BURY FEN, England (Reuters Life!) - It’s cold. It’s fast. It’s one of the rarest honors in outdoor speed skating and it just might happen this year for the first time in more than a decade ... if the weather holds.
A prolonged cold snap in southern England has raised hopes that the amateur speed skating championship of Great Britain could be held this year on the fens near the southern English city of Cambridge.
The King Edward Cup is part of a tradition that stretches back to the 17th century, but was last contested in 1997 because it has to be held outdoors in the country’s eastern counties where the milder weather has made it increasingly rarer.
The marshy lands drained for agriculture in the 17th century near Cambridge called the fens are the traditional proving grounds for British speed skaters and have frozen over enough in the last week to hold some preliminary racing.
“We’ve been praying every night, holding seances, whatever it takes,” fenland farmer and chairman of the fenland speed skating race committee Malcolm Robinson told Reuters.
He and his fellow committee members -- surrounded by dozens of skaters, sledgers, ice hockey players and a host of onlookers -- were out on the ice in Bury Fen to check whether it could be fit to hold the championship in the next few days.
The committee is charged with ensuring the safety of the ice for racing and giving three days’ notice of their intentions to hold the championship.
Speed skating enthusiast David Smith from the nearby village of Sutton, who won Saturday’s sprint race for locals within a 40 mile radius said Bury Fen was the traditional and spiritual home of British speed skating.

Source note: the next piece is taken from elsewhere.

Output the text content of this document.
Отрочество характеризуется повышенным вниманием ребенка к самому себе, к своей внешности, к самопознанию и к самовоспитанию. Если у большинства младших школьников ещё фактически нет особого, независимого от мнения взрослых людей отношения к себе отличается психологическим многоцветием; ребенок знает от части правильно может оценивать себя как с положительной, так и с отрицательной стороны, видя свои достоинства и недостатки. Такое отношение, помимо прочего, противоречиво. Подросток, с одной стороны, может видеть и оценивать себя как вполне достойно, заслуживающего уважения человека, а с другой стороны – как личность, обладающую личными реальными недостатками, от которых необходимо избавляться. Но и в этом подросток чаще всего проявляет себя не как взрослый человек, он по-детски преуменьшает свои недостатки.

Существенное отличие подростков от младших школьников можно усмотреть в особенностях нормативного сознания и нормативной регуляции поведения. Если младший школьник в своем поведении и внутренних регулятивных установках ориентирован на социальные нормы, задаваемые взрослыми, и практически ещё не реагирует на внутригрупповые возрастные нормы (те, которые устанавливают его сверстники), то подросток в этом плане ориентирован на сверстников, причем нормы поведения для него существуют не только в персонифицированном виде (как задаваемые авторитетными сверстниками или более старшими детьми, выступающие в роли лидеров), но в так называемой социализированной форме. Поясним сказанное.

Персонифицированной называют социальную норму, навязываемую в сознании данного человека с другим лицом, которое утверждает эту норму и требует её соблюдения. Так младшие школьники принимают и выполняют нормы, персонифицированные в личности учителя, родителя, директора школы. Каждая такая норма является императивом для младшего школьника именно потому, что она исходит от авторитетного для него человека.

“Football (soccer) players consider Wembley their mecca, Rugby players have Twickenham and for speed skaters it’s Bury Fen,” he told Reuters, standing on his skates just off a track marked out on the ice with cuts of wood.
Speed skating was brought to the fens by Dutch engineers in the 17th century who were employed to turn a swampy inhospitable wilderness -- one which had frustrated the Romans and sheltered the Saxon rebels against the Normans -- into rich farmland.

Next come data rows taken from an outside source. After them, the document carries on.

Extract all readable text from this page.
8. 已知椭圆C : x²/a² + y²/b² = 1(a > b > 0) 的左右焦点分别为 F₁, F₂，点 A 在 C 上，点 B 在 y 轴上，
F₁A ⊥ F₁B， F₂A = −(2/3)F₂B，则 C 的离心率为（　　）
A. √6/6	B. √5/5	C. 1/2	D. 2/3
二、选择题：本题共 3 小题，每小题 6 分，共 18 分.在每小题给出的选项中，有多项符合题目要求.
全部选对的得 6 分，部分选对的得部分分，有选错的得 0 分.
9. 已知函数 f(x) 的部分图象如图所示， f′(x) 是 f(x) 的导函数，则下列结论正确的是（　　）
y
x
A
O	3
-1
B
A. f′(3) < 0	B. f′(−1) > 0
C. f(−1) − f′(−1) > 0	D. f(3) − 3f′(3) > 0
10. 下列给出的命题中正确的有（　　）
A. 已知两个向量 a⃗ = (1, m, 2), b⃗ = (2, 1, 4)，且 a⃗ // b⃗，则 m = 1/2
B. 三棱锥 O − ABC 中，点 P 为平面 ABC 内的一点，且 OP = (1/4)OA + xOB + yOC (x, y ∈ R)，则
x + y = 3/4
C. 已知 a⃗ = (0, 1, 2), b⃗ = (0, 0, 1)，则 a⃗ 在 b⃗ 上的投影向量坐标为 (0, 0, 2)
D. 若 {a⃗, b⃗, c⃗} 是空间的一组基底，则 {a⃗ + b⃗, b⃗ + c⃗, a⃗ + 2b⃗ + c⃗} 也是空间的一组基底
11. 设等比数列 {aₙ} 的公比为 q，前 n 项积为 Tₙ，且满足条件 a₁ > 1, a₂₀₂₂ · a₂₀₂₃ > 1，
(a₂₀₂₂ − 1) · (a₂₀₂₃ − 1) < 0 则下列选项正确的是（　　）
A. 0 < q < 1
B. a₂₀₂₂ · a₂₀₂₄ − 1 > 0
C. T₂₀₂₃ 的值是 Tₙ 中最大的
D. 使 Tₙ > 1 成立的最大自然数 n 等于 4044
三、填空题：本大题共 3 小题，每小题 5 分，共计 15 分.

Once the bug bit, the fenland folk began to establish first local and then national outdoor speed skating races.
“We’ve got enough cups to hold races for the next three weeks,” Robinson said.
By the latter half of the Victorian era British speed skating had come to be dominated by famous fenland skating names such as William “Turkey” Smart and his great rival William “Gutta Percha” See.
The National Ice Skating Association was originally formed in Cambridge in 1879 and in 1905 King Edward VII presented a cup for the amateur speed skating championship of Great Britain to Albert Tebbitt and declared that it was always to take place outdoors in the eastern counties.
Robinson and his committee hope to be in luck this coming weekend if the freezing temperatures continue, but for now the locals are enjoying a rare crack at the kind of winter pastimes their great-grandparents took for granted.
In the old days, skaters often wore “Fenland Runners” made out of sharpened metal blades affixed to wooden blocks that were screwed to the bottom of your boots.
This past weekend skaters in top of the line speed skates and kitted out in lycra glided gracefully matched in speed and elegant skating style by farmers in boiler suits wearing vintage leather skates and woolen hats.
Ice hockey players stormed up and down a makeshift rink and some people appeared to being playing bandy, an ancient version of ice hockey played with a ball and a stick which was also developed on the fens.
Andre Chadwick, brought her two children and her 82-year-old mother out to Bury Fen on the weekend for the kind of outings she hasn’t enjoyed since she was a youngster.
“I haven’t been on the ice like this in 20 years, it’s just amazing,” Chadwick said.
Although her mother was too elderly to strap on a pair of skates, Chadwick said that seeing the children shoot across the frozen fens brought back a flood of memories from winters past.
“Her parents met while ice skating and they were really good ice dancers,” she said.
“They used to dance in the middle while the children learned to skate pushing a wooden chair around the edges.”